Showering and sweat management
- For the minority of bicycle commuters, a sweaty ride isn’t a problem if your work provides employees with shower facilities and locker rooms.
- For the rest of us, if it’s a particularly warm morning, take a little extra time, go a little slower, and pedal at a speed just below your “sweat threshold”. Once you get to the office, changing from cycling clothes into regular street clothes will do a lot to keep you fresh. Also, it never hurts to keep deodorant and a small towel at the office.
Clothes for cycling and work
- You could always splurge on expensive bike clothes, but you’ll also do fine with casual sportswear made of synthetic material. Such material is breathable and good at wicking moisture away from your body. In terms of office wear, you’ll have to devise a system for bringing them home to wash or use a dry cleaning service.
- For heavy documents: the general rule is that the bike should carry the load, and not the rider. This means installing a rear rack on which you can attach various types of bags, such as pannier-type bags or even cycling briefcases.
- For rainy days: you may find that it’s worth equipping your bike with inexpensive lightweight plastic fenders.
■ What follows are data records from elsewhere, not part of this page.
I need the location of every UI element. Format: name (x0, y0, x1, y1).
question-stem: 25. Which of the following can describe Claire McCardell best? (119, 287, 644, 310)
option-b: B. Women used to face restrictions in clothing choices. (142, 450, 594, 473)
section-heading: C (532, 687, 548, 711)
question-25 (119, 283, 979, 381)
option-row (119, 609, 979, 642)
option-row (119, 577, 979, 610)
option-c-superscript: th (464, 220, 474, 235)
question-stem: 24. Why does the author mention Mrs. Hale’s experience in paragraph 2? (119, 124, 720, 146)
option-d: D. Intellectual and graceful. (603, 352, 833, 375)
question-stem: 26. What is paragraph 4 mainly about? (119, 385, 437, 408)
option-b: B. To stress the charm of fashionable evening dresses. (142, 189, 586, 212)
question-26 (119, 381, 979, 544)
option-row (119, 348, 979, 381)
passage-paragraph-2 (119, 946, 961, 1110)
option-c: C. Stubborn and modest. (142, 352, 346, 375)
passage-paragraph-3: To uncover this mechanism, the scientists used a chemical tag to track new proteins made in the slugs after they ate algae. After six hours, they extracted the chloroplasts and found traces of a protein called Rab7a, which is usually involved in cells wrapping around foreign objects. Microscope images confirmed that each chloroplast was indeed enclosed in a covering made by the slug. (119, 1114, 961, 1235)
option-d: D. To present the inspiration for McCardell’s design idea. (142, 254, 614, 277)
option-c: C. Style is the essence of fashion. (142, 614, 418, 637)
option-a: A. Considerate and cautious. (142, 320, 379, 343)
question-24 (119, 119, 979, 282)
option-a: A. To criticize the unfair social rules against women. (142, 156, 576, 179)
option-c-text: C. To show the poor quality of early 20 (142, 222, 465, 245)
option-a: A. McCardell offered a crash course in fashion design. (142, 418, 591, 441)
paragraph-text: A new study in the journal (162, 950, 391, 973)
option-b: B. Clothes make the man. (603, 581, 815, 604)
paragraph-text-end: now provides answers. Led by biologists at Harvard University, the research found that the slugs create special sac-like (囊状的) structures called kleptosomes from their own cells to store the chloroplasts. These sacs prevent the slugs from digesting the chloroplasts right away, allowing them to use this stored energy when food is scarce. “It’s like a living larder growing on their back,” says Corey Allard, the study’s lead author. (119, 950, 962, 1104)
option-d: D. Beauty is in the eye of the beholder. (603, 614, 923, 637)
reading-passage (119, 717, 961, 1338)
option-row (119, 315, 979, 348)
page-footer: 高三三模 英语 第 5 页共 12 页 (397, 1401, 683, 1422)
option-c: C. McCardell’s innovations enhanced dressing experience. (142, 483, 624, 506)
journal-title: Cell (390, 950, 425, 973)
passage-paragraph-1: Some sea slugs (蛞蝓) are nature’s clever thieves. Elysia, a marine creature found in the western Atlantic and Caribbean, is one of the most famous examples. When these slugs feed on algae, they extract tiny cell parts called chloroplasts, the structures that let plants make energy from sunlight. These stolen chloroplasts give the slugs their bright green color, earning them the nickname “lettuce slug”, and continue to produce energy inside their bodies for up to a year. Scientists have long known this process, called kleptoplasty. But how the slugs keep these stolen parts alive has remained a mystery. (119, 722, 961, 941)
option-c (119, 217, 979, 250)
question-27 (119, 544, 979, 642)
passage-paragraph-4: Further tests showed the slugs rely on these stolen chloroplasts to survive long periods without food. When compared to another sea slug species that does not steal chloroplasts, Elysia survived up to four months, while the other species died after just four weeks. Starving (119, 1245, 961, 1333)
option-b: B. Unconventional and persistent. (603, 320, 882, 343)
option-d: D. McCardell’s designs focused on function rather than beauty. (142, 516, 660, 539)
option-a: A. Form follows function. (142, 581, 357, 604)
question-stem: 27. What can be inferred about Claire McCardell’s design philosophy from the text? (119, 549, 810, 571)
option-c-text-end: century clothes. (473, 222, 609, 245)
- For dark nights: it’s always a good idea to carry a set of front and rear LED lights for increased visibility.
- The frequency of bicycle maintenance depends on its use. Expect to change the chain and rear tire once a year. The bike will also require a major overall maintenance every two to three years.
- The most important thing you can do to maintain a bike is keep everything clean (especially the chain and gears), made easier with an inexpensive chain scrubbing device and a biodegradable degreaser.